Friday, April 18, 2008

Tinkly snookum-bear wuvs her ginormous huggy waffle for always and ever. XXX

Leon and Edna Koehn, married 60 years
Leon and Edna Koehn exchange a kiss, and
the valentine's cards they have given each
other every year since 1946.
Photograph: Bonnie Vculek/AP
5pm update: It's time when those with romance on their minds are wending their way home to put the champagne on ice and the flowers in water. We've enjoyed all your contributions to this blogpost, and can now announce that the winners of the champagne are pipestar for his story about his mum getting her sixth-form class to make him valentine's cards, and kate for describing how she took her ex-boyfriend at his word when he dumped her, and married his best friend.

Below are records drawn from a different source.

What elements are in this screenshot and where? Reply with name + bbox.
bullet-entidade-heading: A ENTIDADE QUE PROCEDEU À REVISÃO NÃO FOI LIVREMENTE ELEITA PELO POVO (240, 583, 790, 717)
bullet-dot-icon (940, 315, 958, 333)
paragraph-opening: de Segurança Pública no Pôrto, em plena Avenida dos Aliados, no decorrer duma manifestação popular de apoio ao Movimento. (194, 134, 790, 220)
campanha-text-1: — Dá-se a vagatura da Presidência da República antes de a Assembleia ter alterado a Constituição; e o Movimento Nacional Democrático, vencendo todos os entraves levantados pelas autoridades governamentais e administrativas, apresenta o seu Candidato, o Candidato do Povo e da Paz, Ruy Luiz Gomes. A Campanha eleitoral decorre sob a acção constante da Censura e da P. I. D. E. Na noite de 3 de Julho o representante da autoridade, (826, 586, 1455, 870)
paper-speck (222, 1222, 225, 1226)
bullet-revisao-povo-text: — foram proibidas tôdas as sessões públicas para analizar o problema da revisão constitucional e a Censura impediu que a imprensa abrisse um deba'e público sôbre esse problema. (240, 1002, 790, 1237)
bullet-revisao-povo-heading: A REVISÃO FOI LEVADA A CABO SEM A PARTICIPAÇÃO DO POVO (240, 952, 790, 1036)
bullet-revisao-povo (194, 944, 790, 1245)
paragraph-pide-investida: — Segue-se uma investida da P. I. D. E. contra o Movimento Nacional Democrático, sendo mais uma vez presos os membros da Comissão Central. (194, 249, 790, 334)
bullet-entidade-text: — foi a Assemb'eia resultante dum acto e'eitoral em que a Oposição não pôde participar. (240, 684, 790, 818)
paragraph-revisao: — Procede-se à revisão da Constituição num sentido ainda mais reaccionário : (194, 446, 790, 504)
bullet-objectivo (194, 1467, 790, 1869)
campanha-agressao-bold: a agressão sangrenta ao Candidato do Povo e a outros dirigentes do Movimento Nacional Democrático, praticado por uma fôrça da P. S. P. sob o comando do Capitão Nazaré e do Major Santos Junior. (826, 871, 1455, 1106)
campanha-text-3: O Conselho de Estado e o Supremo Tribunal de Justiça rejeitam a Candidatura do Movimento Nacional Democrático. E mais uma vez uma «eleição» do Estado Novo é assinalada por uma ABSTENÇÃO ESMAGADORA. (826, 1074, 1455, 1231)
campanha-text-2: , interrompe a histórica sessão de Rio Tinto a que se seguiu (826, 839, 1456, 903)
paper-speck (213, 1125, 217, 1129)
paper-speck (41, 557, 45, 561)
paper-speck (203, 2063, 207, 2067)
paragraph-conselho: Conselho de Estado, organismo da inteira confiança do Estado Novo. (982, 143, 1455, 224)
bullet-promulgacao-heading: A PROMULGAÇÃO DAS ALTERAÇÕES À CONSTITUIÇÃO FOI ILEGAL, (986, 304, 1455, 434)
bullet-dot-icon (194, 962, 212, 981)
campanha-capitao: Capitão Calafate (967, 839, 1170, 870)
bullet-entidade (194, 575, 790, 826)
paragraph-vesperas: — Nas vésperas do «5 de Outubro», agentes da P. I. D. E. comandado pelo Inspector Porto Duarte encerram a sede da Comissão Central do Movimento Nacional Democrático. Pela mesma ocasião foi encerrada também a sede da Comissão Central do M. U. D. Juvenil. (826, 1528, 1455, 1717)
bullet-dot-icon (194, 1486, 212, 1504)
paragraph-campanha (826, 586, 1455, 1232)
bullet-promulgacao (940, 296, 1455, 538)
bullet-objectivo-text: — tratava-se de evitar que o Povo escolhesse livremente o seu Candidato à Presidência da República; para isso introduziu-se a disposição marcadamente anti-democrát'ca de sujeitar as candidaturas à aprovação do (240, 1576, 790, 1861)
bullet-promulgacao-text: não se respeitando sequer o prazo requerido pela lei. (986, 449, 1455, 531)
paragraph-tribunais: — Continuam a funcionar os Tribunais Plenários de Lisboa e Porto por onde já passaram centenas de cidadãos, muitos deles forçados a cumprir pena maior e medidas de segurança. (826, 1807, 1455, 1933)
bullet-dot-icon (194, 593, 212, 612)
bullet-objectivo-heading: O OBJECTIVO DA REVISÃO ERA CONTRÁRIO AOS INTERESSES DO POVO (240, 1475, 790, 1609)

And here's the original blog post: If someone says the words 'Valentine's Day' to you, what springs to mind? Love, romance and bunny rabbits? Well, lucky you. Because for many of us these two words summon up pervasive feelings of exclusion, loneliness, frustration - and gangland massacres.

There's nothing wrong with the idea. That people should declare their feelings to their intended sweetheart - often for the first time, tentatively, nervously - is surely something to make even the most cynical heart flutter. But the roots of the Feast of Lupercus, the pagan celebration in which young men picked out of a hat the names of the girls they would partner for games, dancing and "other" activities, are a little more salacious.

We shouldn't need Valentine's Day as an impetus to attain the heart of our intended, and nor should this date be the only one on which we tell our beloved that they are adored. Nevertheless, it is hammered into us year after year that if we're single (or, worse luck, single and don't get any cards) on February 14, or if we fail to splash out on informing our partner of what they should know damned well already, then we've failed as human beings.